CHP Genel Başkan Yardımcısı Onur Öymen, ''Yargı bağımsızlığını kaybedersek, demokrasiyi kaybederiz, Cumhuriyet'in temellerini kaybederiz. Onun için bazı yabancıların Türk yargıçlarına 'şöyle karar verirseniz müzakereleri keseriz, böyle karar verirseniz Türkiye'yi gözetim altına alırız' yolundaki sözlerini açık bir tehdit olarak vasıflandırıyoruz'' dedi.
Lozan Antlaşması'nın 85. yılı dolayısıyla Akdeniz Üniversitesi Atatürk Konferans Salonu'nda düzenlenen konferansta konuşan CHP Genel Başkan Yardımcısı Onur Öymen, Lozan Antlaşması'nın Birinci Dünya Savaşı'ndan sonra imzalanan ve hala yürürlükte olan tek anlaşma olduğunu söyledi.

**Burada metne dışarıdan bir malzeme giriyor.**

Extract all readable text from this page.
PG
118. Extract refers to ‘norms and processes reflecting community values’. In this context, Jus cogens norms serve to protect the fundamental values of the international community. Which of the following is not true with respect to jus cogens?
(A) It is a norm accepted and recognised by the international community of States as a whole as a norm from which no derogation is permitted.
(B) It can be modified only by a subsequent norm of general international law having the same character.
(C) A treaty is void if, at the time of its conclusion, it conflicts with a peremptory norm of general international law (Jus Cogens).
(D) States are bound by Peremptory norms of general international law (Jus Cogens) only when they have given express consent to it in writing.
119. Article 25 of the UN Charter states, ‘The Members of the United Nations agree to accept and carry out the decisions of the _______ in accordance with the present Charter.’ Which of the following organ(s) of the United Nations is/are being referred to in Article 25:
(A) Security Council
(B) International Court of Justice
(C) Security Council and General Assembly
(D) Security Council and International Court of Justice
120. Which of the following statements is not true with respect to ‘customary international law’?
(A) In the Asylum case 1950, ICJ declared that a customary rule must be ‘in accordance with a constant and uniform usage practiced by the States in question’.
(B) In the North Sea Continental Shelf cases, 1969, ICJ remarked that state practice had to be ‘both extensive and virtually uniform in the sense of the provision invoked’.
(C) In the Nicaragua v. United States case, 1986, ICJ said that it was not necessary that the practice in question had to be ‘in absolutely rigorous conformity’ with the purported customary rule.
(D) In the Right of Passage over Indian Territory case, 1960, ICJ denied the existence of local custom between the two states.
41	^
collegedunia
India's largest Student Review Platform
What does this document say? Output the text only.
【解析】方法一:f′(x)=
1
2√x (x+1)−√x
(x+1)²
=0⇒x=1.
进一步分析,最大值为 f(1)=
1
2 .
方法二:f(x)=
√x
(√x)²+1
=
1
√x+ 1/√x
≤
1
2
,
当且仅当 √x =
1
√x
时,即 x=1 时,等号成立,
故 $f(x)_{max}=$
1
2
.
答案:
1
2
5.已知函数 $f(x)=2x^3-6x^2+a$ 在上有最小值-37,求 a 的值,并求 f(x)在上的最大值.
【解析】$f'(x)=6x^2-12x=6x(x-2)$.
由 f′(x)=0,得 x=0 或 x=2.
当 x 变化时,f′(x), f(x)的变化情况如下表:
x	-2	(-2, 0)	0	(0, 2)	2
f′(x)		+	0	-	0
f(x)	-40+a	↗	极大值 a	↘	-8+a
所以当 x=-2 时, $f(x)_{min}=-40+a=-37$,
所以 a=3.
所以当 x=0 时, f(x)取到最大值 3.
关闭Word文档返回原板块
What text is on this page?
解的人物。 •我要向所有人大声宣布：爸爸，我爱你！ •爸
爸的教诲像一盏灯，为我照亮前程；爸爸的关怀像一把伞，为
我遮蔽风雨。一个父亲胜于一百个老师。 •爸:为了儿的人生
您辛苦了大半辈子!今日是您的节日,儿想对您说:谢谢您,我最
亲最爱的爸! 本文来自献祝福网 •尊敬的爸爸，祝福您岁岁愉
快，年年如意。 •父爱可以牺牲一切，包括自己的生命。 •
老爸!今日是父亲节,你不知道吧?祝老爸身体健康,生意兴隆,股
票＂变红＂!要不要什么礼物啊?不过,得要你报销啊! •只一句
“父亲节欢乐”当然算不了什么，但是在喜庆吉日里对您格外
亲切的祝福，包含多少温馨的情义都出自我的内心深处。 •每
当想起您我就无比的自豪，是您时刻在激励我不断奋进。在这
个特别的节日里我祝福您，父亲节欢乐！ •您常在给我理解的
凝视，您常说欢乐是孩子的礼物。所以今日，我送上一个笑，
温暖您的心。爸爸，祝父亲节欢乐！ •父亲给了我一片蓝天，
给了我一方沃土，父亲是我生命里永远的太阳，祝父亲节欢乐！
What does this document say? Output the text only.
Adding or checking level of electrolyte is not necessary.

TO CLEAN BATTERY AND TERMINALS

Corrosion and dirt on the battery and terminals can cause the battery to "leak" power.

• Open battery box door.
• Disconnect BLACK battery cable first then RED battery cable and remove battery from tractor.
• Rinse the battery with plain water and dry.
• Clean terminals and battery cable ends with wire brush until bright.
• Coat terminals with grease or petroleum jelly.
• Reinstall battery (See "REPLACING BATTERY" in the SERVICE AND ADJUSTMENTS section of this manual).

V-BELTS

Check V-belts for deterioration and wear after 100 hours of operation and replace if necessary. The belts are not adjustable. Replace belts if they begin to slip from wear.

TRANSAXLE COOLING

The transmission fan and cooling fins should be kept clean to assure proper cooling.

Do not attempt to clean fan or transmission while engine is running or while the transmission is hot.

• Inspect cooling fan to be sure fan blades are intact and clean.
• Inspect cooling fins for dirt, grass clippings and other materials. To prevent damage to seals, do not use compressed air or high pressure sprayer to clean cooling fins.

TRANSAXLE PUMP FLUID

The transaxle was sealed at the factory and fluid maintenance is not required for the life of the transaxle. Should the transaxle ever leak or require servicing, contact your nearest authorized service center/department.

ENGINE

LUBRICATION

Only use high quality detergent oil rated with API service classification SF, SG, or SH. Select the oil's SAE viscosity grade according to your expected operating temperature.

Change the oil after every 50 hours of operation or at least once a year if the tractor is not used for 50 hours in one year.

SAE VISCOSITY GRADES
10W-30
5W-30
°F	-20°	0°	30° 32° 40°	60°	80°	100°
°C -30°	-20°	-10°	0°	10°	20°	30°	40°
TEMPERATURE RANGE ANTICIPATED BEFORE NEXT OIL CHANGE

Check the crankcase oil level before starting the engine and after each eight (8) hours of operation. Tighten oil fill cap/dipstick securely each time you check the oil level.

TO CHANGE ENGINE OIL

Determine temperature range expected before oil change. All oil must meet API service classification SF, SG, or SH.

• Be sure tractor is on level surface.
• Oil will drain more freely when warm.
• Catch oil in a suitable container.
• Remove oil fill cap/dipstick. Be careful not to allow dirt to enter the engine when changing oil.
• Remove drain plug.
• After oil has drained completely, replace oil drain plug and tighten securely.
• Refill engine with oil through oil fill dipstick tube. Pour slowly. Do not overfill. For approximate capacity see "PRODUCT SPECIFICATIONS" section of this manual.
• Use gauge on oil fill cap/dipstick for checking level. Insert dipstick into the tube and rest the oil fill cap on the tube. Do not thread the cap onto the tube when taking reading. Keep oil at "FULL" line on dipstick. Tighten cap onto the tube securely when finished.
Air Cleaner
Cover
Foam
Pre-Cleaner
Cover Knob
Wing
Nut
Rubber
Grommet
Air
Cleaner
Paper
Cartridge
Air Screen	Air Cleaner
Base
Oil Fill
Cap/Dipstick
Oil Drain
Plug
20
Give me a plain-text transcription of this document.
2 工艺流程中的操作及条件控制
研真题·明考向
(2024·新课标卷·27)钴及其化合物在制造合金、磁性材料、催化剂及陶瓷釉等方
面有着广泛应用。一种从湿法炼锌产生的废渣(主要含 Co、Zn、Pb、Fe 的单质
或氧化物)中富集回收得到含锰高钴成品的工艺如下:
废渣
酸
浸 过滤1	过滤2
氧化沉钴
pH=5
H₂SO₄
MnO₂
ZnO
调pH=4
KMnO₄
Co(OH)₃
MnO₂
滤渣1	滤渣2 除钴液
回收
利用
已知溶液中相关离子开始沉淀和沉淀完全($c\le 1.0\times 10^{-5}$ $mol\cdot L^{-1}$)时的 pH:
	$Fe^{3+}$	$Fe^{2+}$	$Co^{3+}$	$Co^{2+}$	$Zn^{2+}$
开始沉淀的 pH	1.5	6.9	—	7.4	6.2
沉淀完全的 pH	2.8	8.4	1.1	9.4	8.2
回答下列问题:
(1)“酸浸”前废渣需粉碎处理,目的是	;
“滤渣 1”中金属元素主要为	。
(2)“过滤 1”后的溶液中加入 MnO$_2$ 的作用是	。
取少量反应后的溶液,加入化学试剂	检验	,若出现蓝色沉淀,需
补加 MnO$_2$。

Lozan'ın Birinci Dünya Savaşı'nı kaybeden bir devletin diğer devletlere eşitliğini kabul ettirerek, eşit koşullarda imzalatabildiği tek anlaşma olduğunu da vurgulayan Öymen, ''Lozan, çağdaş bir devletin kuruluş belgesidir. Cumhuriyet, Lozan'ın üzerine kurulmuştur'' diye konuştu.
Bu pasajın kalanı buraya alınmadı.